Let $p(x) = a_0 + a_1 x + .. + a_n x^{n}$. Assume $a_n \neq 0$ and n is odd. Prove $\exists$ x such that p(x)=0?

Question

I have no idea how to solve this question. I'm trying to show that given $p(x) = a_0 + a_1 x + .. + a_n x^{n}$ and further assuming that $a_n \neq 0$ and n is odd, there exists x such that p(x)=0.

I'm guessing that Rolle's theorem might come into play somewhere, since I know that by Rolle's theorem if $f:[a,b] \rightarrow \mathbb{R}$ is continuous on [a,b] and differentiable on (a,b) and f(a) = f(b) then $\exists c \in (ab)$ s.t f'(c)=0. Other than this hunch, I have no idea where to begin solving this.

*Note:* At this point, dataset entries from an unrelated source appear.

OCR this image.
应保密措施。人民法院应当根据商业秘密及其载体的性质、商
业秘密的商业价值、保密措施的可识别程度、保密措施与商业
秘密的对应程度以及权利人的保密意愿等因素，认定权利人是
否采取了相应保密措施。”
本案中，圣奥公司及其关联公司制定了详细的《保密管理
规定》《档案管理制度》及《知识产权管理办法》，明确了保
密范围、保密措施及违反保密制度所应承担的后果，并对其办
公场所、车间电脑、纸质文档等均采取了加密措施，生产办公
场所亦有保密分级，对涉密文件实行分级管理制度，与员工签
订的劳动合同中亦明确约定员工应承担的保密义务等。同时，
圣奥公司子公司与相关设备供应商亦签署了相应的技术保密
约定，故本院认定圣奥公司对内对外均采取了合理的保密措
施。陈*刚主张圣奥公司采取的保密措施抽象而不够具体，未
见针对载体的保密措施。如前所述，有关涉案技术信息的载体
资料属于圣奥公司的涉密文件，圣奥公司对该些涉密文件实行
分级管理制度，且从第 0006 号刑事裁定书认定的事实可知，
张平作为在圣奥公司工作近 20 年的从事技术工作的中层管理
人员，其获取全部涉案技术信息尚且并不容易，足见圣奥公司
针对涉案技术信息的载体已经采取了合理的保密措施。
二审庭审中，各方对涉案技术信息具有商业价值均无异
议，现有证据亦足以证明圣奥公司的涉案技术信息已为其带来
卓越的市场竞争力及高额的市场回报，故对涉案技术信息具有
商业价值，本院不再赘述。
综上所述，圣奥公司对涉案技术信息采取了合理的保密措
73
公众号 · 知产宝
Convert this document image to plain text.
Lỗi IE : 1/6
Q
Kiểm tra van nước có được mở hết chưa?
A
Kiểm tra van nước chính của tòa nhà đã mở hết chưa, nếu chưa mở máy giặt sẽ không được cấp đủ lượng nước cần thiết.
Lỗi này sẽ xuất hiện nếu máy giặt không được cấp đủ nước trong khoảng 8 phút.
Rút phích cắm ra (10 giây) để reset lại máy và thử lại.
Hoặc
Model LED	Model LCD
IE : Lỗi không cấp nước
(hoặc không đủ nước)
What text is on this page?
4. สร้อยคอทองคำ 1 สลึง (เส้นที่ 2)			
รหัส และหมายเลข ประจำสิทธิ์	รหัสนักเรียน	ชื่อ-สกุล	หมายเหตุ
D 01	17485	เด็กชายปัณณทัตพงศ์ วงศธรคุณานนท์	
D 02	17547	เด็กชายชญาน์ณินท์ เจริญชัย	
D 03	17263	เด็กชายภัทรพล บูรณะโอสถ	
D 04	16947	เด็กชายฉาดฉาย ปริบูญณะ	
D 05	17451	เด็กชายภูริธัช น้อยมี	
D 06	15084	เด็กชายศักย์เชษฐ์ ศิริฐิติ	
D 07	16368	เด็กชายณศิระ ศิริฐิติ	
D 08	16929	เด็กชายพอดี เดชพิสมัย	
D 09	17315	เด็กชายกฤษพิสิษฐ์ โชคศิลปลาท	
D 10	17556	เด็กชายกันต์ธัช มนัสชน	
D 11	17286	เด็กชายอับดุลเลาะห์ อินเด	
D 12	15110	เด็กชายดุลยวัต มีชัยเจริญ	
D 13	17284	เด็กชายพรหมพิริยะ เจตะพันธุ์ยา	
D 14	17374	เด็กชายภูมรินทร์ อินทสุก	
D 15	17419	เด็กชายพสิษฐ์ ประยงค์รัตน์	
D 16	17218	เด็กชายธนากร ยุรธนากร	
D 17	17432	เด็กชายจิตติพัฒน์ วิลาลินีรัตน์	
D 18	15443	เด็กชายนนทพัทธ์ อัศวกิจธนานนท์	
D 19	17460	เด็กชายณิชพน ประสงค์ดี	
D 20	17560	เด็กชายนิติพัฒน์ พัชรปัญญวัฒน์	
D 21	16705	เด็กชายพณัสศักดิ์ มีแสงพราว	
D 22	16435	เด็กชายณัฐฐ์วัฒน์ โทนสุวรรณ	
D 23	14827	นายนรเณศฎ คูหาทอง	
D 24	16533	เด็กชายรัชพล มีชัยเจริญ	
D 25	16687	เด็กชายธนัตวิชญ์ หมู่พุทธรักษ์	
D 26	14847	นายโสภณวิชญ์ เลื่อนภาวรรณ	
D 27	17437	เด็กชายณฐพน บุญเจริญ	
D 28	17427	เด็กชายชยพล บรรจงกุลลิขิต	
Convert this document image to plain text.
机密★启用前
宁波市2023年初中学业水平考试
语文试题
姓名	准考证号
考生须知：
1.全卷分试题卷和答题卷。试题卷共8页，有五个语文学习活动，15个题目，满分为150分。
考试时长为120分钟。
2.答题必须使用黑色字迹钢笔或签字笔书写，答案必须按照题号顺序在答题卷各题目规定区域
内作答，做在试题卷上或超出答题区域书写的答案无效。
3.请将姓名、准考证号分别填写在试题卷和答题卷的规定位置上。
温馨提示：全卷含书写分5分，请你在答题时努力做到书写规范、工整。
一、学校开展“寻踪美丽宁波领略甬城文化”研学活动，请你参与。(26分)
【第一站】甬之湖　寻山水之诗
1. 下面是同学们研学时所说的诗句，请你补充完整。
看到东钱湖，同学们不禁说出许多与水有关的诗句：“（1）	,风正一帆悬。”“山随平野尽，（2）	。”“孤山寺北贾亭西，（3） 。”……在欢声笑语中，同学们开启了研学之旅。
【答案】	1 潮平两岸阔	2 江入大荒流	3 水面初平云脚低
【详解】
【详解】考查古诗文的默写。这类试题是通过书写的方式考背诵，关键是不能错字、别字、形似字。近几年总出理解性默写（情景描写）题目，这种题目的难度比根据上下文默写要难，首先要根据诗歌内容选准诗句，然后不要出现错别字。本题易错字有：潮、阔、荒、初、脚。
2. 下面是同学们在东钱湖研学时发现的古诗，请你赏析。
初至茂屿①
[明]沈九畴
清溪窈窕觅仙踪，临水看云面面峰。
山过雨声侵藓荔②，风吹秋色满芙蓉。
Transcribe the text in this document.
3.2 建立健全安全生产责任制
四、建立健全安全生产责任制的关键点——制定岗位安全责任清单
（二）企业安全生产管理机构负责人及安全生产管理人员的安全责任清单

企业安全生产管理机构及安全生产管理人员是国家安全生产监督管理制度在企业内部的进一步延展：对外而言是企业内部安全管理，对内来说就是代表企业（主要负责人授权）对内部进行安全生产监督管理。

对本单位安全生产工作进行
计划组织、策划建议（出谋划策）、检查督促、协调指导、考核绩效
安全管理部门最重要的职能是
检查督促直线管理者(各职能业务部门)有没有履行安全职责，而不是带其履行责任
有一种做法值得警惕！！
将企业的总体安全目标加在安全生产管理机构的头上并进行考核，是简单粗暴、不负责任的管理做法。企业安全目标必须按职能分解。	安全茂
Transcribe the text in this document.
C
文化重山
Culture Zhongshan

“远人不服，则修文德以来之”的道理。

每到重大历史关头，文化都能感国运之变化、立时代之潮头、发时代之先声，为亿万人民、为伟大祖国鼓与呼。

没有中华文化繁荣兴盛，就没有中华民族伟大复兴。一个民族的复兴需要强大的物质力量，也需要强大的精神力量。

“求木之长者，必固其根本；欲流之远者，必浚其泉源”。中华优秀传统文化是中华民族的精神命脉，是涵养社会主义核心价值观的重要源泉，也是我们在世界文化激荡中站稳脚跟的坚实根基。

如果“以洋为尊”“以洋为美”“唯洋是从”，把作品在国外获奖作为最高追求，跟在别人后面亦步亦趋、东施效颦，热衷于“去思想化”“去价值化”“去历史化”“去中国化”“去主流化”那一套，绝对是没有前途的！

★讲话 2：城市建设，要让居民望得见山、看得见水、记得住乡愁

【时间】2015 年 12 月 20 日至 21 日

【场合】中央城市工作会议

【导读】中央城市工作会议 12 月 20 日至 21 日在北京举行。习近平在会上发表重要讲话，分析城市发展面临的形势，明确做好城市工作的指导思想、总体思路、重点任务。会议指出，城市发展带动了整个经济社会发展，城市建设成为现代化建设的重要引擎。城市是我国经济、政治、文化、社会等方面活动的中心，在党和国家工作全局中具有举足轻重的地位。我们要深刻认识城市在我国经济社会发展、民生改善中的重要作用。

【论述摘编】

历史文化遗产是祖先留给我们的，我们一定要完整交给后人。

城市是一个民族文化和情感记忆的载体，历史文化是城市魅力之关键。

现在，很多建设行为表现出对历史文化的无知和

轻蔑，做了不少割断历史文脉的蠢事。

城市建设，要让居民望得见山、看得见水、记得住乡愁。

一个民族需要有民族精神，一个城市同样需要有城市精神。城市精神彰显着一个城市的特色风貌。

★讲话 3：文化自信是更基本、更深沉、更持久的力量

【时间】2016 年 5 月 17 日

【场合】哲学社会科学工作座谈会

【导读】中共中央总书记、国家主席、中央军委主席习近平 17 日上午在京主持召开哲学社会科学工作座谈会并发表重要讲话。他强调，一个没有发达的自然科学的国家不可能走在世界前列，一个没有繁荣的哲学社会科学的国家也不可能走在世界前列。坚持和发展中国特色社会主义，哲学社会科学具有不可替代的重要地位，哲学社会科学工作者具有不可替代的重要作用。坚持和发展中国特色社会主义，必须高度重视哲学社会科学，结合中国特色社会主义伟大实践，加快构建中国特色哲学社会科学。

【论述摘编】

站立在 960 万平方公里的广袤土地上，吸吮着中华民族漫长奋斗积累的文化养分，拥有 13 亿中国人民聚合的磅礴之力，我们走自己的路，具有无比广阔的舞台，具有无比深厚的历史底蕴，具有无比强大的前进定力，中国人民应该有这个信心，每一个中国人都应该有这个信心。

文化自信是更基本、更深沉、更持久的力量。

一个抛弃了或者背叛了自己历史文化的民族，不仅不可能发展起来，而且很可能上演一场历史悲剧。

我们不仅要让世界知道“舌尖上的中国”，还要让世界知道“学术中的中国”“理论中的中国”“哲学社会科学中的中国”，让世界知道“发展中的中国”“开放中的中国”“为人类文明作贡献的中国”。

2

Help would be much appreciated!

Answer 1

Here are some steps (without full details) which will lead you to the solution:

Solution 1: WLOG, assume $a_n>0$,now as $x \to \infty$ note that $p(x) \to \infty$ and as $x \to -\infty$ then $p(x) \to -\infty$.Now apply the IVP.

Solution2:

Step 1: Show that $P(\overline z)=\overline{P(z)}$,hence conclude that $z$ is a root of $p(z)$ iff $\overline z$ is a root of $p(z)$

Step 2: Recall Fundamental Theorem of Algebra

Step: Conclude that $p$ has at least one real root. QED

Answer 2

Assuming you want to use calculus rather than linear algebra, use the Intermediate value theorem. Without loss of generality, assume $a_n=1$ (why is this allowed?). Then

$P(x)=x^n(1+\frac{a_{n-1}}{x}+\frac{a_{n-2}}{x^2}+\cdots +\frac{a_{0}}{x^n})=x^n g(x)$ for $x\neq0$. Notice how $\lim_{x\rightarrow\pm\infty} g(x)=1$ so for large enough $x$'s, $g(x)>0$ and hence $P$'s sign is determined by $x^n$ for large $x's$.

It follows there are $a<0,b>0$ such that $P(a)=a^n g(a)<0,\ P(b)=b^ng(b)>0$. Use $P$'s continuity to conclude there's a $c$ such that $P(c)=0$

This is the idea. If needed more elaboration don't hesitate to ask.